Blaine made a noise that might have been contempt, but then it might have been pleasure. The orchestra played Schumann’s First Symphony, and as they listened, Carr felt the lingering, diminishing buzz on the back of her hand from the touch of his fingers. What could she say when the music was over? Something about the markets? Surely that would be a mistake. Of course, the best thing would be a comment that would make him laugh, or at least smile. Or perhaps she could tell him a piece of trivia—for instance, that Mozart had never owned a piano. Did he know this? Would he be interested to hear it?

She sat there, feeling his starched, crisp presence. He nodded as though he knew the score by heart and might be turning the pages of it and letting the orchestra read it aloud to him. As she sat next to him, she thought that everything about her was just a handful of tricks, a couple of gestures, a few phrases, and all of it added up to what she felt herself to be at this moment, a rude young woman, or not-so-young woman, sitting next to a man who really understood the way things were.

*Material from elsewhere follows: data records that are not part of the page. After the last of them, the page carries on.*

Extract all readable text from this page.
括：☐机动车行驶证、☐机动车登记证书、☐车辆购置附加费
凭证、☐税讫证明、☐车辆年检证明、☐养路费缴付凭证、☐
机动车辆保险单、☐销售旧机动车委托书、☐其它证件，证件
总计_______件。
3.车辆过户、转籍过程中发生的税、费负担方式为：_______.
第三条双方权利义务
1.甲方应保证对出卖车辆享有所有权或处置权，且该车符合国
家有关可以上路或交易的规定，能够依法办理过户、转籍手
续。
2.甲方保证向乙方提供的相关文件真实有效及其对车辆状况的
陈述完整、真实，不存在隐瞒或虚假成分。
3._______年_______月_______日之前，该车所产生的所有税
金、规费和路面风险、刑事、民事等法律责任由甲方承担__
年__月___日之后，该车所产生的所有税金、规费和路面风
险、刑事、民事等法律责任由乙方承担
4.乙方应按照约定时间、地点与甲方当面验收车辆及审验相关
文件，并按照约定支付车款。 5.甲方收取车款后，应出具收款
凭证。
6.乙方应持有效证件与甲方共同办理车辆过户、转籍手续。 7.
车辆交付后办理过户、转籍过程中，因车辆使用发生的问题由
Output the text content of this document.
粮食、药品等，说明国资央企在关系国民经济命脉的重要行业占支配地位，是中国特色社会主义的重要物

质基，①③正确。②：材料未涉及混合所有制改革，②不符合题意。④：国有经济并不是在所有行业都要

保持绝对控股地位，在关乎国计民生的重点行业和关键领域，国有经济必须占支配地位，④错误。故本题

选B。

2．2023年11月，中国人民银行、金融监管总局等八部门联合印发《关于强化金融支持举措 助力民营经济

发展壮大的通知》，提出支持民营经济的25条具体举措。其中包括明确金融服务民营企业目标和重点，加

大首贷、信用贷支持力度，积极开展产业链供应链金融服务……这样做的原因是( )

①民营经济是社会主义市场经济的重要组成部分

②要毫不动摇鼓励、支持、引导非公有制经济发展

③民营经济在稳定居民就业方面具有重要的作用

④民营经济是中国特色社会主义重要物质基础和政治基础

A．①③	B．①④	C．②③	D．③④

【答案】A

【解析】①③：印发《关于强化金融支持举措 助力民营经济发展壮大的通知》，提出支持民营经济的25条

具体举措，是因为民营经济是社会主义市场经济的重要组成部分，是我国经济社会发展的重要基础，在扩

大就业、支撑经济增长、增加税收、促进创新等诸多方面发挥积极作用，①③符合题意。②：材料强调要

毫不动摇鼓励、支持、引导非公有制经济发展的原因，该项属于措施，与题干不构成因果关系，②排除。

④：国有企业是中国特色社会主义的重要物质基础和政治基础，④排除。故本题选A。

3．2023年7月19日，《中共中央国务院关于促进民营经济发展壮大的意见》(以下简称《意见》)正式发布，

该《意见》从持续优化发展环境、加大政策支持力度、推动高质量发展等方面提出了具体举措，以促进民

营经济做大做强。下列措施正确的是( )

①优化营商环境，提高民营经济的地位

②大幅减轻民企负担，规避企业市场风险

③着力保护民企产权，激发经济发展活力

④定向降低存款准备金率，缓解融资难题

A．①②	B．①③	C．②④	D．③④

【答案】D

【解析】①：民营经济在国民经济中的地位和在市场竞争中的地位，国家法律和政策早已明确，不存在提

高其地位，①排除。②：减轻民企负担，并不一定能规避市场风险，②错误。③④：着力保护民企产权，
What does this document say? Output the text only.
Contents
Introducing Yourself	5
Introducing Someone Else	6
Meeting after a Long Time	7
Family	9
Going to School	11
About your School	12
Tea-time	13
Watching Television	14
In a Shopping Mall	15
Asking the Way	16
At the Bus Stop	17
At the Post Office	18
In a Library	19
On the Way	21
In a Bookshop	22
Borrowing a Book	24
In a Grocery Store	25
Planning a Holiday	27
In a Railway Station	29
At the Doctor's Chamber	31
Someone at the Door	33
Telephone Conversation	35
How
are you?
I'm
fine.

The music ended. The applause began. She sat there. Blaine turned toward her.

“Excuse me,” he said.

She stood up too, and stepped into the aisle.

“I wonder what you thought of it,” she said.

“The question is,” he said, “what did you think of it?”

She looked him in the eyes and said, “I thought that it was more form than substance.”

“Precisely,” he said. “It was his first symphony. How could it be otherwise, no matter what the critics say?” He looked at the shape of her lips, the heated, fervid intensity of her eyes, which had more to do with the fear of embarrassment than anything else. “Would you like to have a glass of champagne? Leslie Carr, isn’t that it?”

They went up the red carpet toward the door at the back of the auditorium, through which came the loud, almost hysterical sound of people in the lobby.

A mass of people stood at the bar, but one of the barmen stepped to the side and said, “Mr. Blaine. How nice to see you. What can I get you?”

“Two glasses of champagne. The Cliquot,” said Blaine. He took a bill from his pocket, a new one that looked as though it had been ironed by his housekeeper before he put it in his pocket.

“Did you know that Mozart never owned a piano?” she said.

“No,” he said. “I didn’t. Why not?”

“He couldn’t afford one,” she said.

“Yes,” he said. “I suppose that’s right. Here.”

He pressed a glass of champagne against her fingers.

“Thank you,” she said. “But, you know, that’s one of the things about money. You can see its beauty sometimes not by its presence, but by its absence.”